Web scraping without code#
With a subscription to Zyte API and a subscription to Scrapy Cloud, you can use Zyte’s no-code solution to web scraping, which can extract product data from any e-commerce website.
Note
Support for additional types of websites, such as news sites, is coming soon.
Follow the steps below to get your product data now.
1. Create a project#
You first need a Scrapy Cloud project, which stores a web scraping code base. Zyte provides an AI-powered code base that you can use with no coding on your part.
Open the Start a Project page.
Enter a Project Name.
Click Select under Zyte’s AI-Powered Spiders.
Click Create project.
2. Create a spider#
Next you need to define a spider. Your project provides a template for an e-commerce spider that you can use to create a spider for any e-commerce website by specifying a target URL and a few optional parameters.
On the Create Spider page:
Click Select under E-commerce.
Enter a Name for your spider.
Enter the initial URL.
You can use the home page of an e-commerce website to get all products from the website, or you can point to a category to get only products from that category and subcategories.
Geolocation lets you customize the country from which the target website will be crawled.
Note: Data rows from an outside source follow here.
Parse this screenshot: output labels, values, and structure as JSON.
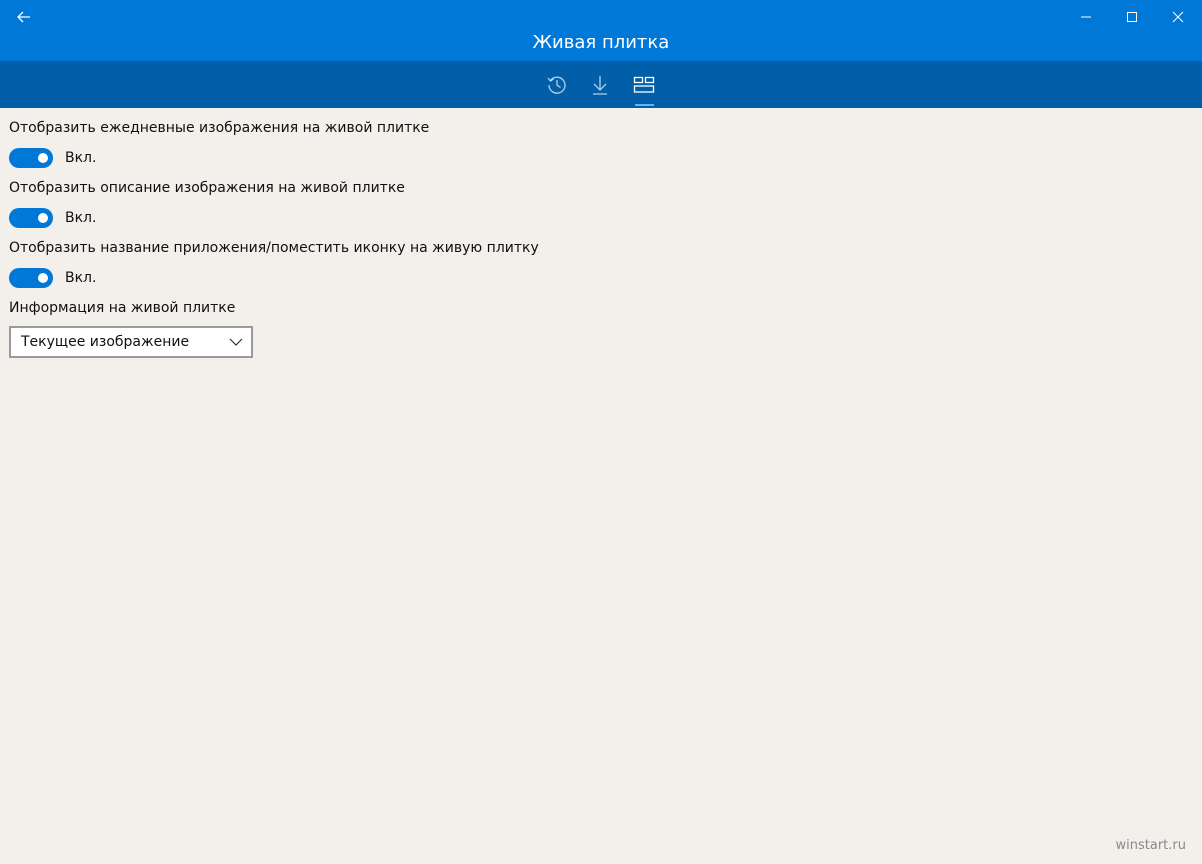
{
  "window": {
    "title": "Живая плитка"
  },
  "nav": {
    "tabs": [
      {
        "icon": "history-icon"
      },
      {
        "icon": "download-icon"
      },
      {
        "icon": "live-tile-icon",
        "active": true
      }
    ]
  },
  "settings": [
    {
      "label": "Отобразить ежедневные изображения на живой плитке",
      "state": "Вкл."
    },
    {
      "label": "Отобразить описание изображения на живой плитке",
      "state": "Вкл."
    },
    {
      "label": "Отобразить название приложения/поместить иконку на живую плитку",
      "state": "Вкл."
    }
  ],
  "tile_info": {
    "label": "Информация на живой плитке",
    "selected": "Текущее изображение"
  },
  "watermark": "winstart.ru",
  "colors": {
    "accent": "#0078d7",
    "nav_bar": "#005fa8",
    "background": "#f3efeb"
  }
}
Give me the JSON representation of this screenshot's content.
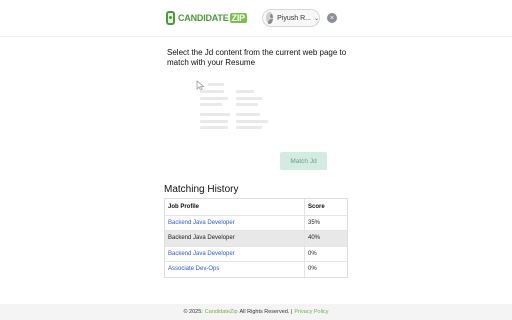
{
  "header": {
    "logo_text": "CANDIDATE",
    "logo_zip": "ZIP",
    "user_name": "Piyush R...",
    "close_icon": "close-icon"
  },
  "main": {
    "instruction": "Select the Jd content from the current web page to match with your Resume",
    "match_button": "Match Jd"
  },
  "history": {
    "title": "Matching History",
    "columns": [
      "Job Profile",
      "Score"
    ],
    "rows": [
      {
        "profile": "Backend Java Developer",
        "score": "35%"
      },
      {
        "profile": "Backend Java Developer",
        "score": "40%"
      },
      {
        "profile": "Backend Java Developer",
        "score": "0%"
      },
      {
        "profile": "Associate Dev-Ops",
        "score": "0%"
      }
    ]
  },
  "footer": {
    "prefix": "© 2025:",
    "brand": "CandidateZip",
    "suffix": "All Rights Reserved. |",
    "privacy": "Privacy Policy"
  },
  "colors": {
    "brand_green": "#4a9a3c",
    "link_blue": "#2a5bd7",
    "match_button_bg": "#d3ebe1"
  }
}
If unspecified, Zyte API will automatically select the right geolocation to use based on the target website.
You can use Max Requests to set a limit on the number of Zyte API requests that your spider can make, which determines the cost of a spider job. See Zyte API pricing.
For example, to generate a small sample, you can set the limit to 100 requests.
By default, your spider follows pagination, subcategories, and product detail pages.
If you are not happy with the resulting coverage, you can switch Crawl Strategy to Full to make your spider follow every link found.
Under Extraction Source, you can select httpResponseBody to lower costs and run time on websites that do not require browser rendering. When in doubt, better leave the default value.
You can now click Save and run to finish creating your spider and start your first spider job.
Once the job finishes, download the extracted product data (items).
You can now run a new job of your new spider whenever you want, and create as many additional spiders as you want.
A programmer can use zyte-spider-templates-project as a template to create a new Scrapy project that includes Zyte’s AI-powered spiders, make customizations on top of them, or even implement new spiders and spider templates from scratch, and deploy the resulting code into your Scrapy Cloud project so that you can use it from the Scrapy Cloud UI.